Persons who were once courted by recruiters and headhunters from top firms wonder why they are no longer receiving calls with enticing opportunities.

For many job career seekers, frustration and lack of confidence have replaced optimism.

Develop a strategic action plan that involves a high degree of proactive and systematic effort.

2. Employers and recruiters have all the time in the world to read entire resumes.

This could not be farther from the truth. If the best information is not in the top four to five inches of your resume, nobody will notice them.

Try this out for yourself. Open up your current resume on your computer. Do you see the entire first page?

Most likely when your resume is opened, the reader will see the top four to five inches. You must sell the reader in those first few inches or that person is not going to bother scrolling down to read more. Who has the time to hunt out the good material on a resume?

If your current resume is not making best use of the top four to five inches, consider using a hybrid format that will allow you to place your best assets up on top where they will be noticed immediately.

3. One resume can cater to all kinds of career job opportunity being offered.

Employers turn down perfectly qualified candidates because the focus of the resume is too general. A one-size-fits-all resume gives the impression that the job seeker is uncertain of his job career goal.

The most effective resumes leave no doubt as to the job seekers career objective. If you have more than one career objective, you need more than one resume.

4. No one reads cover letters.

The truth is the quality of your cover letter often will determine whether your resume gets read at all. The worst offense, however, is to send a cover letter that sounds like junk mail.

If you keep in mind the buying motives of your cover letter recipient, you will win their attention more often than not.
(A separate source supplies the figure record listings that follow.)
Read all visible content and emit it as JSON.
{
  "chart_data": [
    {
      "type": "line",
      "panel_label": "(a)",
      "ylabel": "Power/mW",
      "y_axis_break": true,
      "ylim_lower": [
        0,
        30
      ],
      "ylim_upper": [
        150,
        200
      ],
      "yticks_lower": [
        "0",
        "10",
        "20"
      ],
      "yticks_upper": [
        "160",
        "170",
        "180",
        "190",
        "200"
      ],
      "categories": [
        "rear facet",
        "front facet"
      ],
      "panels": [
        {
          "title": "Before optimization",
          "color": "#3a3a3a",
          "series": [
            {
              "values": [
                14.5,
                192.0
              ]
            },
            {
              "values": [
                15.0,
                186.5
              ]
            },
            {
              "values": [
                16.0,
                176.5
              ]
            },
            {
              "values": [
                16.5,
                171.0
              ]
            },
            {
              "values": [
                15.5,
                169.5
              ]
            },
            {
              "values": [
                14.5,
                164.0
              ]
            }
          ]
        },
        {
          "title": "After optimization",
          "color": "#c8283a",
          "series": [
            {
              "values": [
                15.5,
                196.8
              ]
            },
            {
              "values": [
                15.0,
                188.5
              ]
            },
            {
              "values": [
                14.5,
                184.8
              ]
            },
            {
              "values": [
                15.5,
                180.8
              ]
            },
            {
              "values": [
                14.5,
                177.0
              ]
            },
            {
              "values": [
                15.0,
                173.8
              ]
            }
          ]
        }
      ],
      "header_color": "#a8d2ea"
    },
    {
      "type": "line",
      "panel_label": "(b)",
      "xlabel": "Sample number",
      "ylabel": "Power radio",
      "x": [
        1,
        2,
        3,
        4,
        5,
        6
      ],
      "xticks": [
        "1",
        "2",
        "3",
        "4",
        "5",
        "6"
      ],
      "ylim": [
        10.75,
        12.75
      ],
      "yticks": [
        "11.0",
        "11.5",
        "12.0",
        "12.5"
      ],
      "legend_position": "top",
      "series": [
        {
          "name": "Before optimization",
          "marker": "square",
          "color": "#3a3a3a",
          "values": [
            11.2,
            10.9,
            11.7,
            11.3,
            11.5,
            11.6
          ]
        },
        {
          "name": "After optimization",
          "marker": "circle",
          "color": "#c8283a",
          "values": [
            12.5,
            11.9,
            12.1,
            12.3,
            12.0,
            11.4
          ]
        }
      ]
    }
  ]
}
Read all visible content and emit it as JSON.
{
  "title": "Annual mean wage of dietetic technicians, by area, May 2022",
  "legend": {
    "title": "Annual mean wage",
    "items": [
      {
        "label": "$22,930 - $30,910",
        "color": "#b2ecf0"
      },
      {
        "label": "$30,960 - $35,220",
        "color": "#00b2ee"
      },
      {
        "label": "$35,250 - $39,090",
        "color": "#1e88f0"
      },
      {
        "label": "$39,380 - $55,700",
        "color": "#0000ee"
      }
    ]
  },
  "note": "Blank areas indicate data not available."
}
3. Skills in interviewing are enough to qualify someone for the job.

That may have been true back when there is less interview competition.

But today, employers have the advantage of choosing from the best talent available, because so much of the best talent is available.

Ask questions to uncover the interviewers hidden buying motives. Ask closing questions to win the job offer.

Once you are free of these false assumptions, you are less likely to fall victim to many of the disappointments, frustrations and anxieties associated with an extended job career search.